Another recent Breyer dissent does an excellent job laying out the pure bad faith of the Republican justices when dealing with the death penalty:

At approximately 3:00 a.m. Friday morning, the US Supreme Court issued a ruling that allows the execution of an Alabama death row inmate to move forward, after a lower court had issued a stay of execution. The order itself was only a paragraph, but Justice Stephen Breyer responded with a six-page dissent that provided a glimpse into just how divided the nation’s highest court has become. “Should anyone doubt that death sentences in the United States can be carried out in an arbitrary way,” Justice Breyer wrote, “let that person review the following circumstances as they have been presented to our Court this evening.”

He then went on to describe the flurry of activity that took place on Thursday afternoon.
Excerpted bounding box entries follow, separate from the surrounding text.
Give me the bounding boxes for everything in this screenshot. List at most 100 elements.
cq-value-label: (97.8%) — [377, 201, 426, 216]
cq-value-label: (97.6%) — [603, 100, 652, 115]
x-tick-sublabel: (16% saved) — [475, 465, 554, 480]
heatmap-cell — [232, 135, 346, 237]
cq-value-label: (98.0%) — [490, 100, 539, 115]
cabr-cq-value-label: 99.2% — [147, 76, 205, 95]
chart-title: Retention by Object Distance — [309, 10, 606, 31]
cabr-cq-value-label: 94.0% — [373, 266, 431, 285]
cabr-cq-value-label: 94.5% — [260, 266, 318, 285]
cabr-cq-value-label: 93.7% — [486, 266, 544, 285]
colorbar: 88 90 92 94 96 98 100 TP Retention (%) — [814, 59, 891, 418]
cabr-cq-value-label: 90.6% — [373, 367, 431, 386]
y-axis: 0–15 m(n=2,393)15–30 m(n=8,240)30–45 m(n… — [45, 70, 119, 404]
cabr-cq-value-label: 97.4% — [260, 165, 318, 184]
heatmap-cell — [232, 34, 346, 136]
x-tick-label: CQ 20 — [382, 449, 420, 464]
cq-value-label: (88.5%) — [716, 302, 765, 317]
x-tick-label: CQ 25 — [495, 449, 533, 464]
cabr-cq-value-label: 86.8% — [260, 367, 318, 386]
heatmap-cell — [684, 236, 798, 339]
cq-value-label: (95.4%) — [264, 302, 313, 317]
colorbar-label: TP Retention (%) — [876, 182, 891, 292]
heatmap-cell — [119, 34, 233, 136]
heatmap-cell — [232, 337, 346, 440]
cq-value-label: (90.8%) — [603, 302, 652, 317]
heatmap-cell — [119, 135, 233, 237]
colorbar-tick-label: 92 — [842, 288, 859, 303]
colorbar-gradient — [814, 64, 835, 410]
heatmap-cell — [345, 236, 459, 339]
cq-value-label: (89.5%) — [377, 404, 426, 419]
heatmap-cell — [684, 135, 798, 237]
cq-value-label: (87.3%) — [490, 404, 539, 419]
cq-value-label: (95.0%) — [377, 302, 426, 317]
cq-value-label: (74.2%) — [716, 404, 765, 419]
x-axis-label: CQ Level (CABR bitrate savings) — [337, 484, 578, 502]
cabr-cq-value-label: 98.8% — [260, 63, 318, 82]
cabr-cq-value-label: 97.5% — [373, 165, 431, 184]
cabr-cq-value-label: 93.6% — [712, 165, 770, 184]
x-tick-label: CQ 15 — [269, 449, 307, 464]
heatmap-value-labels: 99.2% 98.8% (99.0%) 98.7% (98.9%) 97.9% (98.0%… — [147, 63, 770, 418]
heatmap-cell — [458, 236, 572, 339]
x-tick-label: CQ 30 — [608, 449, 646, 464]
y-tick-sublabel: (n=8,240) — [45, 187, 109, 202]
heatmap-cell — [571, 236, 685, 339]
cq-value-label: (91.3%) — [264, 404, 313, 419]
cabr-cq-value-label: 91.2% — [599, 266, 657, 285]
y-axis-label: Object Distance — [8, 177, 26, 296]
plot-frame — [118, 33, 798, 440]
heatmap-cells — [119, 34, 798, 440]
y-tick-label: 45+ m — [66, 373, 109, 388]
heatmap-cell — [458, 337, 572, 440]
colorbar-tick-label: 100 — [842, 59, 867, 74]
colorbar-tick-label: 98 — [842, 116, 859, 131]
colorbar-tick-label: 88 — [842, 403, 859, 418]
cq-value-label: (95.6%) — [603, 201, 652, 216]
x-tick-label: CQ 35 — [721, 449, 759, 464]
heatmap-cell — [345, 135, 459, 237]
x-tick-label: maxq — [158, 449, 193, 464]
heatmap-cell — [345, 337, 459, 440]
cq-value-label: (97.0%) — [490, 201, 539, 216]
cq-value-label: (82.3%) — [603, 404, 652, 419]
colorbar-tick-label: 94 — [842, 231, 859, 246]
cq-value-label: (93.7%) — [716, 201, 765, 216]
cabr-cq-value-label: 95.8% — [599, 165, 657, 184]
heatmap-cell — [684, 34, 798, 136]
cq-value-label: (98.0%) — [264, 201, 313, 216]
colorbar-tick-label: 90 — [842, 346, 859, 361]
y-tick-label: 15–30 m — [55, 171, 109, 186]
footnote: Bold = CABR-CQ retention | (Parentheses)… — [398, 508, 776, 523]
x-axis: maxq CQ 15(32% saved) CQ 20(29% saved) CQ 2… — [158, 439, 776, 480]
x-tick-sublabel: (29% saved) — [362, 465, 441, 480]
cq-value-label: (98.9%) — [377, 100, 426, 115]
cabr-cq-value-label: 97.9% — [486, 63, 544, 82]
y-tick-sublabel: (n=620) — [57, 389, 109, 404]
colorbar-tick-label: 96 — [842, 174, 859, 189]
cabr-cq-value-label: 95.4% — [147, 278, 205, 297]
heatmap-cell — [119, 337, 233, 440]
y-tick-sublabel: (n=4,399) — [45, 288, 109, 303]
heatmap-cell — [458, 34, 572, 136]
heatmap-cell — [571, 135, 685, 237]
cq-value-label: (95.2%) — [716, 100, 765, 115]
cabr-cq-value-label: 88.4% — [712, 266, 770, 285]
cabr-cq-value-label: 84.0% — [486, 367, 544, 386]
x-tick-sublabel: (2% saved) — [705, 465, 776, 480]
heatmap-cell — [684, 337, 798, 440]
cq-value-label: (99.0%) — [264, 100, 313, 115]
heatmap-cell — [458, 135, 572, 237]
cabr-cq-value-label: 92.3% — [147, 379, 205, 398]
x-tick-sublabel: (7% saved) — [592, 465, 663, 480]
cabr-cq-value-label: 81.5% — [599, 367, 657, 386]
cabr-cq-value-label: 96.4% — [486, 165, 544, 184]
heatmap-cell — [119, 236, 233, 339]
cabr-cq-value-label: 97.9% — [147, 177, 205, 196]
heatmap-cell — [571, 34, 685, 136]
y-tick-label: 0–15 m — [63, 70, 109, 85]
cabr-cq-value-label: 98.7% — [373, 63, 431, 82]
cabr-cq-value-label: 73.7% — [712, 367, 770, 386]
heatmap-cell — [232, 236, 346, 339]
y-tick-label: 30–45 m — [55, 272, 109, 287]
Christopher Price was set to die on April 11 for the 1991 murder of a pastor in Bazemore, Alabama. Price had claimed that Alabama’s lethal injection protocol would cause him pain and suffering, a constitutional violation. The inmate argued that he should instead be executed by nitrogen hypoxia. Hours before his scheduled execution on Thursday, a federal judge in Mobile, Alabama, issued a stay over those claims, giving the state until May 10 to provide evidence against Price’s claim that nitrogen hypoxia would reduce the risk of severe pain.

Alabama immediately appealed the lower court’s decision, but the 11th Circuit Court of Appeals affirmed it. Alabama then appealed to the US Supreme Court, saying that Price failed to sign up for the new method of execution in a timely fashion. But when Price’s death warrant expired at midnight, the high court still hadn’t made a decision. The final decision was issued at around 3:00 a.m. The majority ruled in a short unsigned paragraph that because Price had not brought his claims sooner, they would allow the execution to move forward.

The dissent is worth reading in full; Breyer lays out the Catch-22s created by the Republicans very clearly. There are many tragic missed opportunities in the consolidation of neoconfederate control of the Court, and capital punishment is definitely one of them.